If you don't know, the United States of America believes in the "rule of law." How do we know this? Because our leaders tell us about how hallowed the "rule of law" is. They talk about it frequently. They say that this is what separates our great nation from others. In our nation -- unlike so many others -- the laws apply equally and no one is above the law. (I'm laughing my butt off simply typing those silly sentiments!)
Because we are such beacons for the "rule of law," President Obama and several members of Congress have chastised the Russians for not turning over to us one Edward Snowden. We have a legal indictment, they say. The "rule of law" demands that Russia comply with our extradition order and, if they don't, it goes to show that we believe in the "rule of law" far more than they do.
Yes, the "rule of law" is vitally important to our leaders...except in the innumerable cases when it is not! For example, Glenn Greenwald points out a recent situation when the "rule of law" didn't mean diddly squat.
In 2003, two dozen or so CIA agents kidnapped an Egyptian citizen from a street in Milan where he was living after Italy granted him asylum from persecution by the US-allied Mubarak regime. The CIA then rendered their kidnapped victim back to Egypt where he was interrogated and tortured. Italian authorities criminally charged the CIA agents with kidnapping, and after the US refused to turn them over for trial, they were convicted in abstentia. One of them, Milan CIA station chief Robert Lady, was sentenced to several years in prison. I wrote about that case, and US behavior in it, several months ago: here.

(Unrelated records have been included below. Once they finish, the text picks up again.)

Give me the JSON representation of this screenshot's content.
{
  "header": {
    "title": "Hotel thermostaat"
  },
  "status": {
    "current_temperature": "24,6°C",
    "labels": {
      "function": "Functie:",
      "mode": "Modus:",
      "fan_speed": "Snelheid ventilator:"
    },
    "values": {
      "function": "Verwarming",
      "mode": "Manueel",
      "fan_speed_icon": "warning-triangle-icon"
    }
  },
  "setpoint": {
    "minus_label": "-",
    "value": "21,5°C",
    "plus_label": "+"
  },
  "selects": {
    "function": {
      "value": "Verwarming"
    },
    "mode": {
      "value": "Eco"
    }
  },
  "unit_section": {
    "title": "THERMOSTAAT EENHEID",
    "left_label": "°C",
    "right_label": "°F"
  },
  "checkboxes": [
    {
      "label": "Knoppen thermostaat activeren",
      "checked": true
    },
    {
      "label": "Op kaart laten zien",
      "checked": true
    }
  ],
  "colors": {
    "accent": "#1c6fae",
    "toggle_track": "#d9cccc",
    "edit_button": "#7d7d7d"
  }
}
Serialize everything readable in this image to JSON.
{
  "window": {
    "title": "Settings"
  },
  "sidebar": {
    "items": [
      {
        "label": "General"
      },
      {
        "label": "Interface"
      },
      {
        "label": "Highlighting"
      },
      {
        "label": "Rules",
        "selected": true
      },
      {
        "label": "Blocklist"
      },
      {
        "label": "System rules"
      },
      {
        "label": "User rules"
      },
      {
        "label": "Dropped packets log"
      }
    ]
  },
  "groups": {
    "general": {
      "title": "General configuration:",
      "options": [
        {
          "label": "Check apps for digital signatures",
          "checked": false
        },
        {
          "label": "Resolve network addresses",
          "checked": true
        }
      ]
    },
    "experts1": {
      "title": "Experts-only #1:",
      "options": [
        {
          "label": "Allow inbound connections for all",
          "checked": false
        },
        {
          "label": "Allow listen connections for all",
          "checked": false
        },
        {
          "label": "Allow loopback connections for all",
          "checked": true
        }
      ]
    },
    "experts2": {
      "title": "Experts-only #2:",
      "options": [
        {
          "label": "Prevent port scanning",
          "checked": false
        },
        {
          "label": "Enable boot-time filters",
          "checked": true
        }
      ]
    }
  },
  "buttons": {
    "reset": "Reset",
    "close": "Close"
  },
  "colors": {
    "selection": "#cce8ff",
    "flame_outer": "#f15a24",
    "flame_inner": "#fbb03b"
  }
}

Lady ended up in Panama, and when the Italians learned of this, they requested his extradition to Italy. The US government intervened and applied significant pressure to Panamanian officials, who, yesterday, predictably released Lady and put him on a plane back to the US. The next time the US lectures the world about the rule of law and need for accountability, I'm sure this incident will be on many people's minds. It should be.
Also: for those in official Washington - including its press corps - who have been demanding that Edward Snowden come and "face the music" of the charges against him, will you be demanding the same of CIA official Robert Lady, who - unlike Snowden - has committed serious crimes (kidnapping) and has been convicted of those crimes?
Hmm. Rather interesting, don't ya think? Italy is supposed to be one of our allies and yet their "rule of law" doesn't impress us. The Obama administration swept it away with the flick of a hand.